Although it is now possible to visualize individual RNA molecules within cells by fluorescent in situ hybridization, the resulting signals are quite weak. Here we describe a method that produces amplified signals from individual RNA molecules, while minimizing false positive signals.
Our probes allow the detection of poorly expressed mRNAs, and are so specific that related wild-type and mutant mRNAs, differing from each other by only a single nucleotide variation, produce distinct in situ signals in 2 distinguishable colors.
This technology will help studies of gene expression phenomena, such as allelic imbalance, and will be useful for the identification of mRNAs that harbor somatic mutations in cancer cells, facilitating targeted therapy.
Amplification of signals by hybridization chain reaction (HCR) is a powerful approach to increase signal strength in single-molecule fluorescence in situ hybridization, but probes tagged with an HCR primer sequence are prone to produce false signals.
Here we describe an interacting binary hairpin probe system in which the HCR primer sequence is conditionally sequestered. Binding of these probes to a perfectly complementary target unmasks the primer, allowing the generation of an amplified signal. This probe system can distinguish single nucleotide variations within individual mRNA molecules and produces amplified signals in situ for wild-type and mutant variants, each in a distinguishable color.

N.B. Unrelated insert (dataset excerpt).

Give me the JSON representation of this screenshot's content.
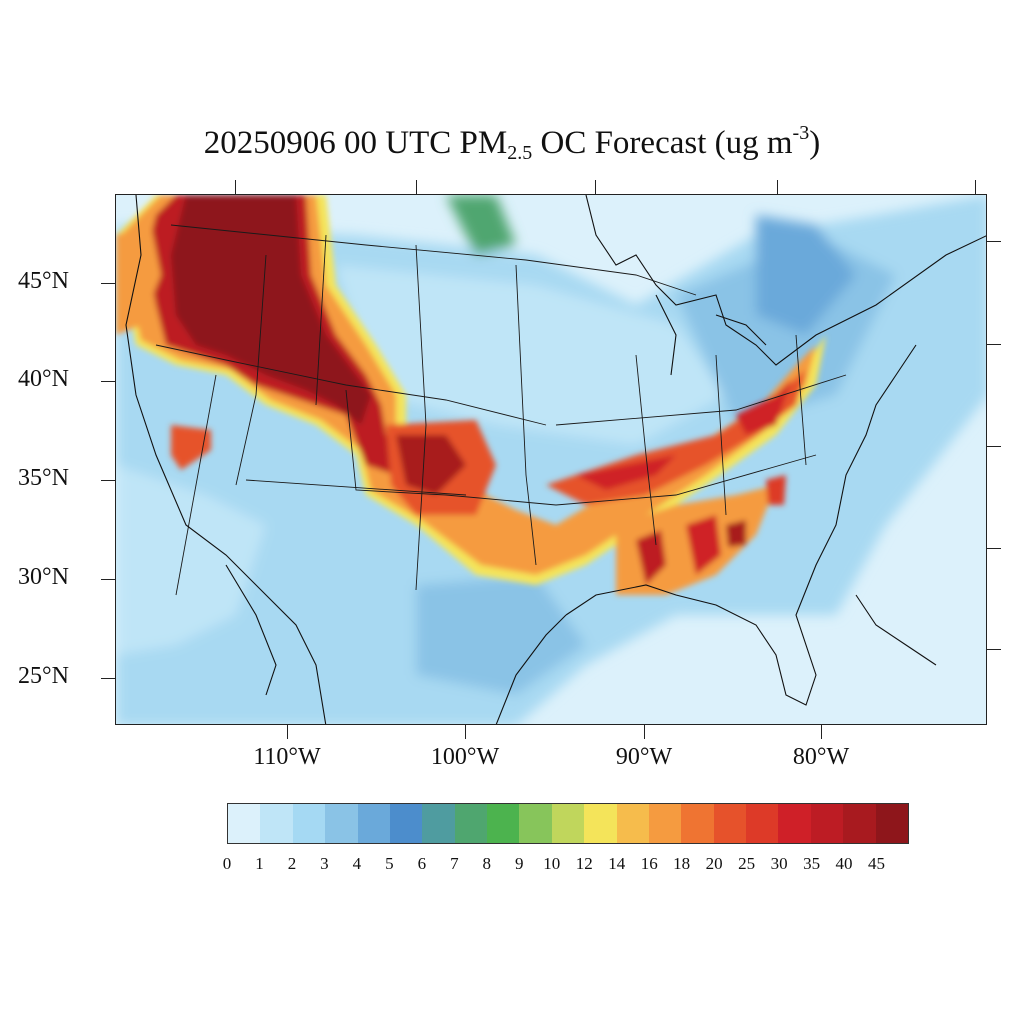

This technology will increase studies of unbalanced allelic expression and will be useful for the detection of somatic mutations in cancer biopsies. By placing these probes along an mRNA target, enhanced signals can be obtained, allowing the scanning of tissue sections for gene expression using lower-power microscopy, overcoming tissue autofluorescence and allowing the detection of biomarkers of low abundance on flow cytometry.